I began with the assumption that it's not about actual babies. Spend time around an actual infant, and you soon see that their existence is filled with hard work, so rich in bafflement and frustration and a ceaseless effort to understand. Who'd want to make their days even harder? Answer (I'm pretty sure): Very, very few of us.
However, a YouTube video of a kid you don't know isn't really about that kid. Your digital engagement—as you trim it, slow it down, speed it up, set to music and mash it up with other vids—transforms it into a video about you. The real child, somewhere back in 2003, somewhere in Whereverplace, is just the origin point for the material that you use to make your statement. And your statement is, basically, Nelson's hah-hah (lookit that little kid getting smacked!)—the video cousin of that baby-shaker app that appeared and then quickly vanished from the iPhone app store in 2009. What prompts people to make this particular statement?
My hunch: The trigger is America's obnoxious baby-advice industry—the people who borrow real infants' importance and fragility to lend authority to their bossiness. Penelope Leach's book, for instance, includes sections called "Parents Have Their Say" in which the "say" is something normal and human (like Why does everyone try to make me feel guilty?) and the reply puts the parent firmly in her place: "that's the tit-for-tat thinking of a child being bullied by another child, and the simple answer, of course, is that you aren't a child." Of course! Penelope Leach isn't bullying you, my dear—she's your teacher! From a different book, here's another example of that advice-book tone, at once condescending and Captain Queegish: "The colors of the bed sheet must be soft and soulful. Too much contrast and bright colors might keep the baby awake. The crib and the room in which the baby is kept must be really inviting and clean. The kid must feel absolute peace and cool and restful nature in the room where she is kept."
Inviting and clean? Puh-lease. Babies happily eat dust balls, dead flies and their own poop until parents learn to duct-tape their diapers. "Inviting" to a baby is a pot of boiling water with a clown's head in it—so warm! so many colors! so much motion! All this precious advice isn't for the benefit of babies; it's about the absolute necessity, the biological need, because our children are the future, to obey the personal preferences of the author. People subjected to that naturally develop a certain resentment. If you're a 14 year old boy, you feel a Darwinian sense of threat when you contemplate all those precious parental resources being lavished on an infant, and not you. If you're a 22-year-old male slacker, Penelope Leach and her ilk will remind you that you're scared witless of parenthood. And if you're a parent, you just want to tell this industry of self-appointed meddlers to get out of your face.

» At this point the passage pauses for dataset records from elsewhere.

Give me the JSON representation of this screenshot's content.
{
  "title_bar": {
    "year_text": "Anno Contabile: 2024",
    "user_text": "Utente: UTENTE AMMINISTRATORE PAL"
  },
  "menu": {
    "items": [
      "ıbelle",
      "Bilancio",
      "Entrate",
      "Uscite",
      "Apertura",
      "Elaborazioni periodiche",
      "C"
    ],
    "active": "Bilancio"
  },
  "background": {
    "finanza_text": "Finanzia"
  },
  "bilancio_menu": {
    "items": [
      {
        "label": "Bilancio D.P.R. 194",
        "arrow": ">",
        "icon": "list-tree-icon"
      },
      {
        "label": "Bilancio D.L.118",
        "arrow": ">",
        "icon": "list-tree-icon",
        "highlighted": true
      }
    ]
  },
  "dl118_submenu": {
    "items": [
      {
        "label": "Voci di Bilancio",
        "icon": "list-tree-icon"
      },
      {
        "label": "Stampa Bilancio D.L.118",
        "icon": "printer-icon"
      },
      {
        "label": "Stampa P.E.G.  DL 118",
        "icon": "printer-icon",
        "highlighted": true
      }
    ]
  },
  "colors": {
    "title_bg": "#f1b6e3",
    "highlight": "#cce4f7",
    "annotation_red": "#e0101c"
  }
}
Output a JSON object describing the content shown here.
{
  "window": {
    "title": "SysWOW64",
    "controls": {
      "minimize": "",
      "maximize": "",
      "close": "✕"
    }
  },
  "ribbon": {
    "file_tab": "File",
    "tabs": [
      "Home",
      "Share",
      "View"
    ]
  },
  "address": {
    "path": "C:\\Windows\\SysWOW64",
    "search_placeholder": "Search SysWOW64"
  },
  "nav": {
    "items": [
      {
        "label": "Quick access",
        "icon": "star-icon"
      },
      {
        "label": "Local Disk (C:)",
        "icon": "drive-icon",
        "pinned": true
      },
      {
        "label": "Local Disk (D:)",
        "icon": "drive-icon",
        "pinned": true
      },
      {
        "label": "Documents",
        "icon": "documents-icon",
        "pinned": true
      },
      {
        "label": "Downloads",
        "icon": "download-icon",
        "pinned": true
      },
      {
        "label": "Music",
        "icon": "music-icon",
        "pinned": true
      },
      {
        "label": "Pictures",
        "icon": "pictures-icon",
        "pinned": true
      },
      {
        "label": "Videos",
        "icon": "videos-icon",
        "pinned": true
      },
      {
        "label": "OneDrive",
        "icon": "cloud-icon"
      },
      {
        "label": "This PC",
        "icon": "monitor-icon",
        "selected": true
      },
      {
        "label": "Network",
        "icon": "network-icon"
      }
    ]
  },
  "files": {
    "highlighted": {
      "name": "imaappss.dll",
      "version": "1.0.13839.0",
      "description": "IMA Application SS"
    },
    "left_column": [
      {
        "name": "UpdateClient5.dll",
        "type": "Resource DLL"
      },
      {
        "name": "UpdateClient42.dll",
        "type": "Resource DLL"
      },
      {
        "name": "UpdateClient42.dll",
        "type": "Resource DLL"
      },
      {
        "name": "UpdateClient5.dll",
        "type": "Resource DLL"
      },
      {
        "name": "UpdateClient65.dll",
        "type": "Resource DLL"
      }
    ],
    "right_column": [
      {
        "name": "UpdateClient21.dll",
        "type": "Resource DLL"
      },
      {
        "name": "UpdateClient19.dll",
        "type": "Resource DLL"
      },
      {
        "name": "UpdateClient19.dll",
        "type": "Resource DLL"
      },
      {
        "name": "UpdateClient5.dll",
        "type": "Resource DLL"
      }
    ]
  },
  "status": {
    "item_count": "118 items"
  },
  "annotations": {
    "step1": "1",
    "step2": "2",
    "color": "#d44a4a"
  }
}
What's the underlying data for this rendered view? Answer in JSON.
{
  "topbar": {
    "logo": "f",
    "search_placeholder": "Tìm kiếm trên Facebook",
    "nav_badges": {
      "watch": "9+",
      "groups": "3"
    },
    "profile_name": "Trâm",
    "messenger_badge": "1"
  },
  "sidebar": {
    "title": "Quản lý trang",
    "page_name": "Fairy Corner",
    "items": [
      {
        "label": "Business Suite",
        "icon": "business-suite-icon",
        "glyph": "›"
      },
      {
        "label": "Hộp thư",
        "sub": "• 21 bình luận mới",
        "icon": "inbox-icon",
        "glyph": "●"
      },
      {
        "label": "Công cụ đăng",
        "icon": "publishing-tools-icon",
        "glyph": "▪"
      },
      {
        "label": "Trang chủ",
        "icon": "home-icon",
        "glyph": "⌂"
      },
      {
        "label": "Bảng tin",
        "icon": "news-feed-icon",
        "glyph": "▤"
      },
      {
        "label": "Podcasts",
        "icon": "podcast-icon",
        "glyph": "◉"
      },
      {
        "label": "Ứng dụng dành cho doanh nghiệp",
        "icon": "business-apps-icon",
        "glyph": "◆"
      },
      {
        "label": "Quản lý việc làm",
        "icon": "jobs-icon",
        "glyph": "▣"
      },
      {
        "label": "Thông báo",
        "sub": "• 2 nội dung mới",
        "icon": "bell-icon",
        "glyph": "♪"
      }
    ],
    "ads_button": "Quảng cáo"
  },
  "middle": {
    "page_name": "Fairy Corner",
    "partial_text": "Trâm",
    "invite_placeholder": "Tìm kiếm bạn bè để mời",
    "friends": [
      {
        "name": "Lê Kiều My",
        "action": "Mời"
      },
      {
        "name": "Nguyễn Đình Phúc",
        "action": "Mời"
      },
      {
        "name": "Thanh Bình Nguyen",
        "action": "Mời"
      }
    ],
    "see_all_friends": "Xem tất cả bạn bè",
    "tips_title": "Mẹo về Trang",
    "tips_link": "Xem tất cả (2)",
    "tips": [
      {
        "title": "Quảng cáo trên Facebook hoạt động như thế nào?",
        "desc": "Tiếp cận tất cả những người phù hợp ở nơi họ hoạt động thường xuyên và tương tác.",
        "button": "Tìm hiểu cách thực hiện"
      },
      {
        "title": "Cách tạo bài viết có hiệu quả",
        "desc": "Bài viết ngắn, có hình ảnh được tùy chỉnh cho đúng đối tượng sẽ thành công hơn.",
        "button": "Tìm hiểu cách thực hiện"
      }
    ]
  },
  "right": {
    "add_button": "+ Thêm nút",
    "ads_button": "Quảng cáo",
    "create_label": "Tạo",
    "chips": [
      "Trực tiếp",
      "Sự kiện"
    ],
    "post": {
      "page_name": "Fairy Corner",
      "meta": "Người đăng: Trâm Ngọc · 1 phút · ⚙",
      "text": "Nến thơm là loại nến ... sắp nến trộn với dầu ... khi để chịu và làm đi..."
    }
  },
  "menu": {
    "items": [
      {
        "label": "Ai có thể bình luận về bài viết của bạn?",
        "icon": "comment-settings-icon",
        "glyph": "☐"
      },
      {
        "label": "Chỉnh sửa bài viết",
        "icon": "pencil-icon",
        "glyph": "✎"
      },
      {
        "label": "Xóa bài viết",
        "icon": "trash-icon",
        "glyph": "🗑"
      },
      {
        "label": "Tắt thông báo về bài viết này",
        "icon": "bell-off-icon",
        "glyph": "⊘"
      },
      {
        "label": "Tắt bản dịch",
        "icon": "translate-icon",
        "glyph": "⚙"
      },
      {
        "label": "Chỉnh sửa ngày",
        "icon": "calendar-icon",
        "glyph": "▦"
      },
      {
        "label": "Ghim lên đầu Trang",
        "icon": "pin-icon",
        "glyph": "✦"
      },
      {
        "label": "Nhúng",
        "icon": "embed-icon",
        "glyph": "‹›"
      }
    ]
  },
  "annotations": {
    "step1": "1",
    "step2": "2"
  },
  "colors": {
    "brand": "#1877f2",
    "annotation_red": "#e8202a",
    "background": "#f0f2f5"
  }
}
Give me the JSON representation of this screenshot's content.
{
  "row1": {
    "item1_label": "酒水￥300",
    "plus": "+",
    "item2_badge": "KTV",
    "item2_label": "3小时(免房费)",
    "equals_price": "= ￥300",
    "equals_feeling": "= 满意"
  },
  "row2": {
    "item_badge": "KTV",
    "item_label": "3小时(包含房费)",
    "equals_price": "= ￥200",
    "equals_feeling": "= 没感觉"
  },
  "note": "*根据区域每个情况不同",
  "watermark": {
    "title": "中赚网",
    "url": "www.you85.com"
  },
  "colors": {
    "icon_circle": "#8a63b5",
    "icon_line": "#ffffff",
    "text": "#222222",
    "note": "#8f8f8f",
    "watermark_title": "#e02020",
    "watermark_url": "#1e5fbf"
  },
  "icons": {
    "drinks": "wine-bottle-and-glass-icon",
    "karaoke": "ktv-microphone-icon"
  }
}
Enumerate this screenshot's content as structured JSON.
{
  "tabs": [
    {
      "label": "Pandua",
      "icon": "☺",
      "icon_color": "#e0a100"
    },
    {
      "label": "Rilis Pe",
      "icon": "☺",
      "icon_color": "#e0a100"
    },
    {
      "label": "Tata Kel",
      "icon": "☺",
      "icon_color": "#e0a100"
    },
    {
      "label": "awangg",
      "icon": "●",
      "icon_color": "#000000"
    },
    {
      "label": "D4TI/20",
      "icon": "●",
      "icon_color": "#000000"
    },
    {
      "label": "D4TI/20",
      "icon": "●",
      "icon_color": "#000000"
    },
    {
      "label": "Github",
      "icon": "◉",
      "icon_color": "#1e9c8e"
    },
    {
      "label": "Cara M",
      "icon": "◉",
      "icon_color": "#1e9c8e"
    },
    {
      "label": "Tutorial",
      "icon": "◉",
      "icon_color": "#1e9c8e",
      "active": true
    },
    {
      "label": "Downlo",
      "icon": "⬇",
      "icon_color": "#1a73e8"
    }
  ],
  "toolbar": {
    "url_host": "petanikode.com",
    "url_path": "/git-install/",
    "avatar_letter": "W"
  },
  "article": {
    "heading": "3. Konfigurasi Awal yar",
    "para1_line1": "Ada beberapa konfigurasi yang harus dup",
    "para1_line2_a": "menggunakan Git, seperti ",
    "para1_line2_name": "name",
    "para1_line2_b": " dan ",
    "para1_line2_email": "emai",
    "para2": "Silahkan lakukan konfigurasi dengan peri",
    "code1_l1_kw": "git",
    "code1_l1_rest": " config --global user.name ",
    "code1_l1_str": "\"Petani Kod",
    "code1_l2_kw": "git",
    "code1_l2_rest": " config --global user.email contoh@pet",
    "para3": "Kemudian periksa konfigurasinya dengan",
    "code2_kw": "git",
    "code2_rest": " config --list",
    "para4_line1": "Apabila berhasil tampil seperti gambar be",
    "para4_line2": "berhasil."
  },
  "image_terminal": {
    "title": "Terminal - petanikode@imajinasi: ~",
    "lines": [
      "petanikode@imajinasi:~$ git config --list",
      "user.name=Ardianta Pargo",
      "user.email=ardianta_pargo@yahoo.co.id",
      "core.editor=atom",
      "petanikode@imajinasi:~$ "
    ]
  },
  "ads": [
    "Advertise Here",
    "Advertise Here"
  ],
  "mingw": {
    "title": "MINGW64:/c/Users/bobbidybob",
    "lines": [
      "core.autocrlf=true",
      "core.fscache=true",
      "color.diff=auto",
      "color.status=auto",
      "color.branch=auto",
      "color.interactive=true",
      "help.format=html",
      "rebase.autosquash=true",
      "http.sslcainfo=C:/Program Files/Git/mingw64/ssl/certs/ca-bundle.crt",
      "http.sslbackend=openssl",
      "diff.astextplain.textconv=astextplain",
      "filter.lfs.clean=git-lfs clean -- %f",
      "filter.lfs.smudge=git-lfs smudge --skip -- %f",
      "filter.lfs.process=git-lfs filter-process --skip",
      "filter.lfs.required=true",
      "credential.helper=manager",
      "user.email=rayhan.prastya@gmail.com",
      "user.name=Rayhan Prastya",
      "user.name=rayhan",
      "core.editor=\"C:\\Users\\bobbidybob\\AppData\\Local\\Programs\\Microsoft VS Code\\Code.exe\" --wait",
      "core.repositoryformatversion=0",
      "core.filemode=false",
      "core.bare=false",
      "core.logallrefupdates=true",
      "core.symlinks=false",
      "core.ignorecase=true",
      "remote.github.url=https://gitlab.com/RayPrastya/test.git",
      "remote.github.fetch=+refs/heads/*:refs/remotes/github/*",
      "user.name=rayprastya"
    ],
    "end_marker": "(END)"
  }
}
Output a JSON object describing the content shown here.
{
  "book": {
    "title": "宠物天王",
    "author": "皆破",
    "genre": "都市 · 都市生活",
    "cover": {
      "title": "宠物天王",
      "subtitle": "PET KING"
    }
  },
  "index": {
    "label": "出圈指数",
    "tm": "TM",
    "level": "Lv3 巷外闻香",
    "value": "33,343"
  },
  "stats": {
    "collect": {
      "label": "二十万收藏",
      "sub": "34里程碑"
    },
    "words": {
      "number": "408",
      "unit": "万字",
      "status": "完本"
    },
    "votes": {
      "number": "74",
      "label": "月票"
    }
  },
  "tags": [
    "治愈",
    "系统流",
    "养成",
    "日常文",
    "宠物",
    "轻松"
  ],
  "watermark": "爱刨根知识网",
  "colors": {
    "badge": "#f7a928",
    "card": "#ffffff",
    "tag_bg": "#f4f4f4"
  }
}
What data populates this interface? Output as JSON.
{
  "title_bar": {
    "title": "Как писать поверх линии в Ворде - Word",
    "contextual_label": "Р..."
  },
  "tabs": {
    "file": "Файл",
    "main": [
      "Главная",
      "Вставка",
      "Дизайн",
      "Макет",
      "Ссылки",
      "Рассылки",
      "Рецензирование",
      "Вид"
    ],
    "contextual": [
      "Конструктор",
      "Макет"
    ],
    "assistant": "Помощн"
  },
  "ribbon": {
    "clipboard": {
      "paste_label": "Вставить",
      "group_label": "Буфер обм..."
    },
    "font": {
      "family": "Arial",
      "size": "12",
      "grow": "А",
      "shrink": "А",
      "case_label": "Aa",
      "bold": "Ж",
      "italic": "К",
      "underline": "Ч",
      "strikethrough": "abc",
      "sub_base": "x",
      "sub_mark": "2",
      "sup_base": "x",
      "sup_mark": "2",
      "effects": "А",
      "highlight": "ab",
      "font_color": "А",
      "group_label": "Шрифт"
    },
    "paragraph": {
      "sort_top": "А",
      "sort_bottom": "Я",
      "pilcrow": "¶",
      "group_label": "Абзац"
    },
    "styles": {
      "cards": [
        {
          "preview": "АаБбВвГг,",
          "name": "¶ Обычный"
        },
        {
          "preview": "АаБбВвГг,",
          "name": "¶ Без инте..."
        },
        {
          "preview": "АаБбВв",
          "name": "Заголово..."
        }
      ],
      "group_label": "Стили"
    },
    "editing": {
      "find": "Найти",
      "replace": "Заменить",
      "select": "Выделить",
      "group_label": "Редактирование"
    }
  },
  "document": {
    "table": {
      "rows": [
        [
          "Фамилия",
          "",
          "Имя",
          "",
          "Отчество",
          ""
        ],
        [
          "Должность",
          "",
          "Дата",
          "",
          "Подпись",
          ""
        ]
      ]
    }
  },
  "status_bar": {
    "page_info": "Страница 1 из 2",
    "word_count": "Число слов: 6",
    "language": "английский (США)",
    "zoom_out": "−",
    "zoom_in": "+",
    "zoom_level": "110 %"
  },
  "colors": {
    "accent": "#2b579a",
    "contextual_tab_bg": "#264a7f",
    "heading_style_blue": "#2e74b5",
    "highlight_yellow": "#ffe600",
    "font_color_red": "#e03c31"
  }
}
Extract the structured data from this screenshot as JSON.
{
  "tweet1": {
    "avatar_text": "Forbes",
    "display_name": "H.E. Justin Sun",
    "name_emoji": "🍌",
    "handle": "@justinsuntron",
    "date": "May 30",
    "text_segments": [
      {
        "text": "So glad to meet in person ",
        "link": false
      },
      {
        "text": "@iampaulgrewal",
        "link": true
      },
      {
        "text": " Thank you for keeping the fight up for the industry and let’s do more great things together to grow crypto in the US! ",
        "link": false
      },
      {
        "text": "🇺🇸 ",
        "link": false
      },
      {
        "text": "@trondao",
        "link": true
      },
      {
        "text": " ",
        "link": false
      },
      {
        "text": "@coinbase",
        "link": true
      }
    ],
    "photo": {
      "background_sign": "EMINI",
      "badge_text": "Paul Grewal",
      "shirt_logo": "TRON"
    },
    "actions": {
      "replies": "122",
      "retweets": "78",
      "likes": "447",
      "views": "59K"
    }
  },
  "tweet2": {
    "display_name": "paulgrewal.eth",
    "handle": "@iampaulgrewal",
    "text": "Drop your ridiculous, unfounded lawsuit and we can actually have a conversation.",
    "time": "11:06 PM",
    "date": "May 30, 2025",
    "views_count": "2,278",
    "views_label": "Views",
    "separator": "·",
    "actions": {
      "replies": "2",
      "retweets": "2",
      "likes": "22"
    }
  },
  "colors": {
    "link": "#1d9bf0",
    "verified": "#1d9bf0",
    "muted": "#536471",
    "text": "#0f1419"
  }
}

And those three demographics, according to my extremely unscientific survey, are the ones posting the clobbered-baby videos.
All of which I think illustrates Adam Gopnik's point, made last month in a review of attitudes toward the digital age, that digital media don't really bring the social world into our heads. Rather, our tools bring what's in our heads out to the social world. Gopnik's term for this, "the inverted self," is a cousin to Tom de Zengotita's "flattered self": What both writers have noticed is that always-on media makes all experience an experience about the viewer. So our tools, which seem to invite a more public life, actually make that public life recede into the background. They throw us back into our private selves, by bringing our secrets out into public space, as Gopnik nicely explains: "what we […] have always in the past socially restrained if only thanks to the look on the listener’s face—the monstrous music that runs through our minds is now played out loud."